Betapa naifnya aku. Bukan deng … betapa begonya … wakakakakak …
Juliach,
Semua merupakan pembelajaran kan? Walau terkadang pembelajaran tsb menimbulkan kerudgian yang cukup besar
Bunda, setuju banget dech privacy itu penting banget.
Jadi inget ajaran babe tentang privacy ini. makanya Sampai saat ini dengan status sebagai istri, aku ngga berani buka dompet suamiku kalo suamiku ngga nyuruh untuk ambil uang di dompetnya. Begitu juga hape, aku ngga berani buka – buka hapenya, kalo buka hapenya aja di depan dia.

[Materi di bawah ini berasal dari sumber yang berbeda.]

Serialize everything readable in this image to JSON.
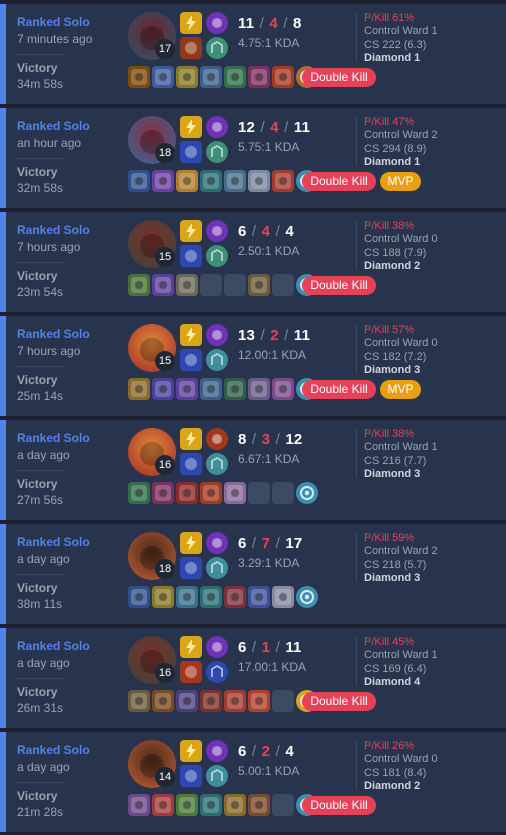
{
  "matches": [
    {
      "mode": "Ranked Solo",
      "time_ago": "7 minutes ago",
      "result": "Victory",
      "duration": "34m 58s",
      "level": "17",
      "kills": "11",
      "deaths": "4",
      "assists": "8",
      "kda_ratio": "4.75:1 KDA",
      "p_kill": "P/Kill 61%",
      "control_ward": "Control Ward 1",
      "cs": "CS 222 (6.3)",
      "rank": "Diamond 1",
      "badges": [
        "Double Kill"
      ],
      "champion_colors": [
        "#3b4a5a",
        "#6d2230"
      ],
      "spell_colors": [
        "#d9a61a",
        "#8f3a1a"
      ],
      "rune_colors": [
        "#6f33b8",
        "#3f8f79"
      ],
      "item_colors": [
        "#7c4a0c",
        "#3d5b9a",
        "#8a7a2a",
        "#3a5f8a",
        "#2f6e48",
        "#7a2f5e",
        "#a33a1f"
      ],
      "ward_color": "#b36a2a"
    },
    {
      "mode": "Ranked Solo",
      "time_ago": "an hour ago",
      "result": "Victory",
      "duration": "32m 58s",
      "level": "18",
      "kills": "12",
      "deaths": "4",
      "assists": "11",
      "kda_ratio": "5.75:1 KDA",
      "p_kill": "P/Kill 47%",
      "control_ward": "Control Ward 2",
      "cs": "CS 294 (8.9)",
      "rank": "Diamond 1",
      "badges": [
        "Double Kill",
        "MVP"
      ],
      "champion_colors": [
        "#4a5a86",
        "#8a2c3c"
      ],
      "spell_colors": [
        "#d9a61a",
        "#2f48b0"
      ],
      "rune_colors": [
        "#6f33b8",
        "#3f8f79"
      ],
      "item_colors": [
        "#2f4f8a",
        "#6a3fa0",
        "#b0802f",
        "#2a6d73",
        "#4a6d8a",
        "#7a8aa0",
        "#a33a2f"
      ],
      "ward_color": "#3a8fb0"
    },
    {
      "mode": "Ranked Solo",
      "time_ago": "7 hours ago",
      "result": "Victory",
      "duration": "23m 54s",
      "level": "15",
      "kills": "6",
      "deaths": "4",
      "assists": "4",
      "kda_ratio": "2.50:1 KDA",
      "p_kill": "P/Kill 38%",
      "control_ward": "Control Ward 0",
      "cs": "CS 188 (7.9)",
      "rank": "Diamond 2",
      "badges": [
        "Double Kill"
      ],
      "champion_colors": [
        "#4a4038",
        "#7a2f2a"
      ],
      "spell_colors": [
        "#d9a61a",
        "#2f48b0"
      ],
      "rune_colors": [
        "#6f33b8",
        "#3f8f79"
      ],
      "item_colors": [
        "#4a6f3a",
        "#5a3f9a",
        "#6a6a5a",
        "",
        "",
        "#6a5a3a",
        ""
      ],
      "ward_color": "#3a8fb0"
    },
    {
      "mode": "Ranked Solo",
      "time_ago": "7 hours ago",
      "result": "Victory",
      "duration": "25m 14s",
      "level": "15",
      "kills": "13",
      "deaths": "2",
      "assists": "11",
      "kda_ratio": "12.00:1 KDA",
      "p_kill": "P/Kill 57%",
      "control_ward": "Control Ward 0",
      "cs": "CS 182 (7.2)",
      "rank": "Diamond 3",
      "badges": [
        "Double Kill",
        "MVP"
      ],
      "champion_colors": [
        "#b0402a",
        "#e08a3a"
      ],
      "spell_colors": [
        "#d9a61a",
        "#2f48b0"
      ],
      "rune_colors": [
        "#6f33b8",
        "#3f8f9a"
      ],
      "item_colors": [
        "#8a6a2a",
        "#4a3f9a",
        "#5a3f9a",
        "#3a5f8a",
        "#2f5e48",
        "#6a5a8a",
        "#7a4a8a"
      ],
      "ward_color": "#3a8fb0"
    },
    {
      "mode": "Ranked Solo",
      "time_ago": "a day ago",
      "result": "Victory",
      "duration": "27m 56s",
      "level": "16",
      "kills": "8",
      "deaths": "3",
      "assists": "12",
      "kda_ratio": "6.67:1 KDA",
      "p_kill": "P/Kill 38%",
      "control_ward": "Control Ward 1",
      "cs": "CS 216 (7.7)",
      "rank": "Diamond 3",
      "badges": [],
      "champion_colors": [
        "#b0402a",
        "#e08a3a"
      ],
      "spell_colors": [
        "#d9a61a",
        "#2f48b0"
      ],
      "rune_colors": [
        "#a3381f",
        "#3f8f9a"
      ],
      "item_colors": [
        "#2f6e48",
        "#7a2f5e",
        "#8a2a2a",
        "#a33a1f",
        "#8a6a9a",
        "",
        ""
      ],
      "ward_color": "#3a8fb0"
    },
    {
      "mode": "Ranked Solo",
      "time_ago": "a day ago",
      "result": "Victory",
      "duration": "38m 11s",
      "level": "18",
      "kills": "6",
      "deaths": "7",
      "assists": "17",
      "kda_ratio": "3.29:1 KDA",
      "p_kill": "P/Kill 59%",
      "control_ward": "Control Ward 2",
      "cs": "CS 218 (5.7)",
      "rank": "Diamond 3",
      "badges": [],
      "champion_colors": [
        "#a3502f",
        "#4a2a1a"
      ],
      "spell_colors": [
        "#d9a61a",
        "#2f48b0"
      ],
      "rune_colors": [
        "#6f33b8",
        "#3f8f9a"
      ],
      "item_colors": [
        "#2f4f8a",
        "#8a7a2a",
        "#3a6f8a",
        "#2a6d73",
        "#7a2f3a",
        "#3a4f9a",
        "#8a8aa0"
      ],
      "ward_color": "#3a8fb0"
    },
    {
      "mode": "Ranked Solo",
      "time_ago": "a day ago",
      "result": "Victory",
      "duration": "26m 31s",
      "level": "16",
      "kills": "6",
      "deaths": "1",
      "assists": "11",
      "kda_ratio": "17.00:1 KDA",
      "p_kill": "P/Kill 45%",
      "control_ward": "Control Ward 1",
      "cs": "CS 169 (6.4)",
      "rank": "Diamond 4",
      "badges": [
        "Double Kill"
      ],
      "champion_colors": [
        "#4a4038",
        "#7a2f2a"
      ],
      "spell_colors": [
        "#d9a61a",
        "#a3381f"
      ],
      "rune_colors": [
        "#6f33b8",
        "#2f48b0"
      ],
      "item_colors": [
        "#6a5a3a",
        "#7a4a1f",
        "#4a3f7a",
        "#7a2f2a",
        "#a33a2f",
        "#b0402a",
        ""
      ],
      "ward_color": "#d9a61a"
    },
    {
      "mode": "Ranked Solo",
      "time_ago": "a day ago",
      "result": "Victory",
      "duration": "21m 28s",
      "level": "14",
      "kills": "6",
      "deaths": "2",
      "assists": "4",
      "kda_ratio": "5.00:1 KDA",
      "p_kill": "P/Kill 26%",
      "control_ward": "Control Ward 0",
      "cs": "CS 181 (8.4)",
      "rank": "Diamond 2",
      "badges": [
        "Double Kill"
      ],
      "champion_colors": [
        "#a3502f",
        "#4a2a1a"
      ],
      "spell_colors": [
        "#d9a61a",
        "#2f48b0"
      ],
      "rune_colors": [
        "#6f33b8",
        "#3f8f9a"
      ],
      "item_colors": [
        "#6a4a8a",
        "#a33a3a",
        "#4a7a3a",
        "#2a6d73",
        "#8a6a2a",
        "#7a4a2a",
        ""
      ],
      "ward_color": "#3a8fb0"
    }
  ]
}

Aku setuju juga sama mbak Ekaria, ngga semuanya open n ngga semuanya tersembunyi. Suamiku tahu password emailku tapi dia ngga bakalan buka emailku.

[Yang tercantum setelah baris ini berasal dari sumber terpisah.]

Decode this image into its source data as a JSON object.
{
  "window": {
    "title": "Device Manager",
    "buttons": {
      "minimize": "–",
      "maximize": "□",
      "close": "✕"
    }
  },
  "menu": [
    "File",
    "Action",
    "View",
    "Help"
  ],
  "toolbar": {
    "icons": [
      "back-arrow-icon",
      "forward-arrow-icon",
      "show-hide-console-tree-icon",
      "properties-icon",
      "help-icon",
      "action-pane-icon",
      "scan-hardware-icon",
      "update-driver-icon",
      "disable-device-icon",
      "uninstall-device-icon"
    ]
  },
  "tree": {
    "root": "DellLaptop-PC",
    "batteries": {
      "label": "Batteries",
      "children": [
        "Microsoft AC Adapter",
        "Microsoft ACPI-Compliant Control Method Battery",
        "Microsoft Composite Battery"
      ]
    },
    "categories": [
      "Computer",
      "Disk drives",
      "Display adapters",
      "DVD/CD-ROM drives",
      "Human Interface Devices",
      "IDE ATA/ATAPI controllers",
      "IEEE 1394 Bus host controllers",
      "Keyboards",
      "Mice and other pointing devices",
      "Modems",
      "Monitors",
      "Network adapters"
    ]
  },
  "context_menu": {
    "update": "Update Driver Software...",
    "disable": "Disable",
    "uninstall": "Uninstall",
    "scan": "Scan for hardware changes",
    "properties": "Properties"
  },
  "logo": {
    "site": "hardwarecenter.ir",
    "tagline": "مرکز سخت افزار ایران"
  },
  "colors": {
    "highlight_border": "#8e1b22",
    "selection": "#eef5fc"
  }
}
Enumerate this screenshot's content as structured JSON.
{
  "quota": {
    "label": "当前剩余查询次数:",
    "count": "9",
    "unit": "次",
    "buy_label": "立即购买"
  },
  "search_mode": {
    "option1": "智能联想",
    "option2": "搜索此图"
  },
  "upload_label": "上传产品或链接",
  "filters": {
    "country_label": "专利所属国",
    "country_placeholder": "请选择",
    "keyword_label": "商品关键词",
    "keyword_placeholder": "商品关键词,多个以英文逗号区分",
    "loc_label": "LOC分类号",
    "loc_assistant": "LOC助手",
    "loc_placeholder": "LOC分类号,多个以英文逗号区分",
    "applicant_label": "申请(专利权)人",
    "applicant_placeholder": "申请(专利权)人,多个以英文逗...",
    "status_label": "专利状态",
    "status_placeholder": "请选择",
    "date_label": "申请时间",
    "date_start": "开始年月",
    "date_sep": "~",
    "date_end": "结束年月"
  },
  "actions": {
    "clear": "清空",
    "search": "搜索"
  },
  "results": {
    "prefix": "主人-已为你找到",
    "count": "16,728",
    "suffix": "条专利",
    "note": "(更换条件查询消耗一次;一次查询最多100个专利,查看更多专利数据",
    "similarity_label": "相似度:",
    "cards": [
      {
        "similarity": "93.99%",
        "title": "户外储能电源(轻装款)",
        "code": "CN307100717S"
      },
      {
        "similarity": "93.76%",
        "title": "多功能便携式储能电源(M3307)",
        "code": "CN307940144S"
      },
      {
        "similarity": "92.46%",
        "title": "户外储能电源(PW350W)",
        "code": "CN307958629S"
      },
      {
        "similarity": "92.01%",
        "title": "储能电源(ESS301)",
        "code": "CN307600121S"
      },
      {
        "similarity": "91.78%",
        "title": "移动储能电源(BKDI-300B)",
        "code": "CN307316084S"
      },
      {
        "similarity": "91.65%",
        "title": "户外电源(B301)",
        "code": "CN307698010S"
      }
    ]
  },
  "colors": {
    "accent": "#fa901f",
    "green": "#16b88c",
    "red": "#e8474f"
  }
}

Dia juga yg bikinkan saya blog n tahu passwordnya tapii ngga pernah dia buka-buka admin areanya blog saya 🙂
Retie,
Sebetulmnya hape juga saya taruh begitu saja di meja, tapi suami juga tak ada keinginan untuk buka-buka inbox, begitu pula saya.

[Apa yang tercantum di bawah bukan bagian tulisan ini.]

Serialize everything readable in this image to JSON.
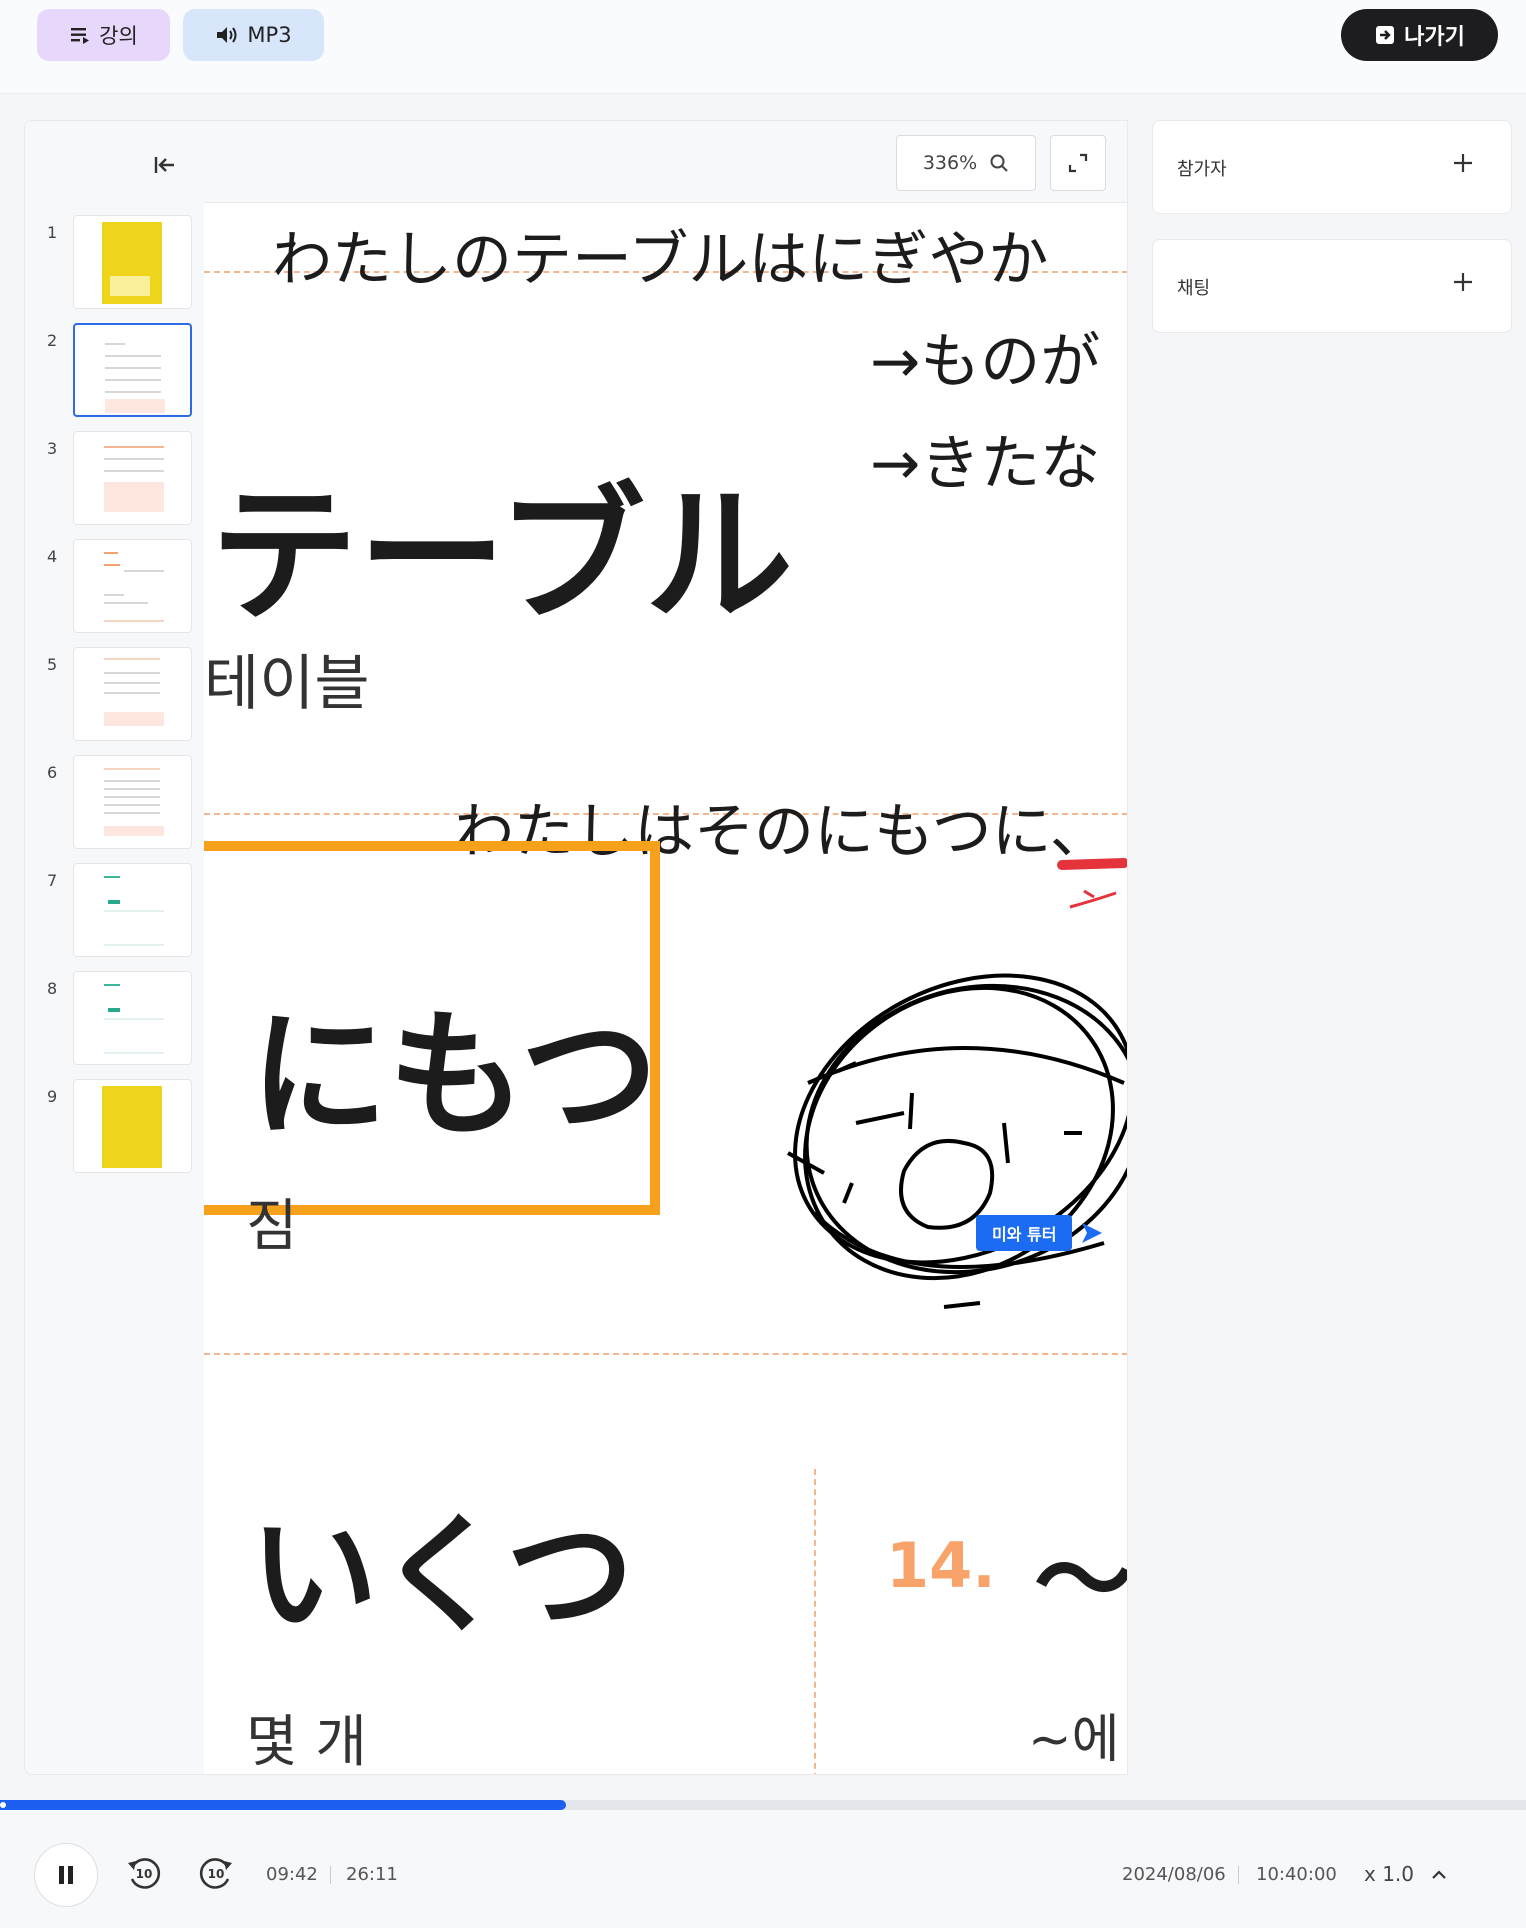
{
  "topbar": {
    "lecture_label": "강의",
    "mp3_label": "MP3",
    "exit_label": "나가기"
  },
  "thumbnails": [
    {
      "num": "1",
      "style": "cover",
      "active": false
    },
    {
      "num": "2",
      "style": "vocab",
      "active": true
    },
    {
      "num": "3",
      "style": "list",
      "active": false
    },
    {
      "num": "4",
      "style": "list",
      "active": false
    },
    {
      "num": "5",
      "style": "table",
      "active": false
    },
    {
      "num": "6",
      "style": "table",
      "active": false
    },
    {
      "num": "7",
      "style": "teal",
      "active": false
    },
    {
      "num": "8",
      "style": "teal",
      "active": false
    },
    {
      "num": "9",
      "style": "end",
      "active": false
    }
  ],
  "viewer": {
    "zoom": "336%"
  },
  "slide": {
    "sentence1": "わたしのテーブルはにぎやか",
    "arrow1": "→ものが",
    "arrow2": "→きたな",
    "word1": "テーブル",
    "word1_ko": "테이블",
    "sentence2": "わたしはそのにもつに、",
    "word2": "にもつ",
    "word2_ko": "짐",
    "word3": "いくつ",
    "word3_ko": "몇 개",
    "number": "14.",
    "tilde": "〜",
    "tilde_ko": "~에",
    "tutor_cursor": "미와 튜터"
  },
  "side_panels": {
    "participants": "참가자",
    "chat": "채팅"
  },
  "player": {
    "current_time": "09:42",
    "total_time": "26:11",
    "progress": 0.371,
    "skip_back": "10",
    "skip_forward": "10",
    "date": "2024/08/06",
    "clock": "10:40:00",
    "speed": "x 1.0"
  },
  "colors": {
    "accent": "#1b5ff0",
    "highlight_box": "#f6a01b",
    "number_orange": "#f7a36a"
  }
}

Sebetulnya tinggal kepercayaan kita pada pasangan
Two thumbs untuk bunda…
Menurut saya bun,…hampir gak ada, malah semua hal yang menyangkut keluarga kita berdua nyaris diketahui oleh kedua belah pihak, apalagi soal hubungan pasutri sendiri, masalah buka2 hp buat saya gak ada masalah sama sekali untuk dilihat maupun melihat.., as long as we think that we didn’t do something wrong, why should i worried and afraid?? sesuatu yang bisa kita sembunyikan adalah aib keluarga kita atau bahkan kita sendiri yang sudah terjadi sebelum kita menikah dan tidak ada hubungan sama sekali dengan keluarga yang kita bina sekarang, dengan alasan hanya akan menambah masalah…
Semoga rukun sejahtera!!
Pakde,
Tiap pasangan biasanya memang punya aturan yang berbeda dan tak bisa dibandingkan dengan pasangan yang lain. Bagaimana nyamannya perasaan tsb saja, mana yang perlu di buka, atau tak perlu dikatakan.
Kadang, jika semua dibuka, malah otak menjadi penuh, apalagi seperti saya, yang mau mikirnya sederhana saja….yang prinsip-prinsip dan tak mau dipusingkan oleh hal-hal yang remeh.
privacy? mestilah tetap ada, karena walau kita sudah disatukan, tapi kita tetap memiliki diri masing2…
privacy menurut saya lebih kepada penghargaan dan penghormatan. meski tidak banyak, tapi kami tetap menghargai privacy masing-masing… dan itu penting!
Vizon,
Yup betul…kia menghormati pasangan, sehingga memberikan ruang gerak yang cukup, untuk menyalurkan hobinya, untuk tetap bergaul dengan teman-temannya.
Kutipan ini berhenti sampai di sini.